IRVINE, Calif. - The parents of former Washington State University quarterback Tyler Hilinski, who took his own life in January, have revealed their son had Chronic Traumatic Encephalopathy in an interview with Sports Illustrated.
CTE is degenerative brain disease found in athletes, military veterans, and others with a history of repetitive brain trauma.
A letter from the Mayo Clinic on Tyler's neuropathology report, dated March 2, 2016, reads, "After reviewing the tissue we can confirm that he (Tyler) had pathology of chronic traumatic encephalopathy."
"They said the Tau protein was something you would never see in someone who was 21 years old, but in a much more older, elderly man." Kym Hilinski, Tyler's mother, told Sports Illustrated. "And that was shocking, because, I mean, we know Tyler. Yes, he was quiet. Yes, he was a little bit more reserved, but he was always happy."
The CTE diagnosis was Stage 1, which is the lowest level.

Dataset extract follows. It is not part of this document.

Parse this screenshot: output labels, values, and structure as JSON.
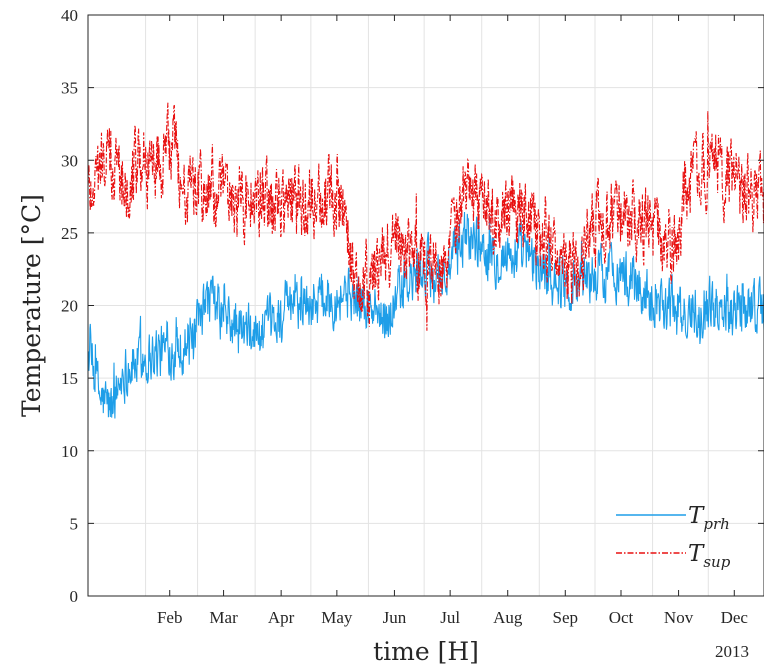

Tyler was just 21-years-old when he died and was poised to be the Cougars' starting quarterback this fall. Months later, his parents are still left wondering why their son would choose to take his life and how much CTE played a role in his death.
"Did football kill Tyler? I don't think so. Did he get CTE from football? Probably. Was that the only thing that contributed to his death? I don't know," said Kym.
"The reality is we missed it and we let him down," said Mark Hilinski, Tyler's father.
After Tyler's death, the Hilinski family formed the Hilinski's Hope foundation. Its mission is to fund programs that will help educate, advocate and destigmatize mental illness.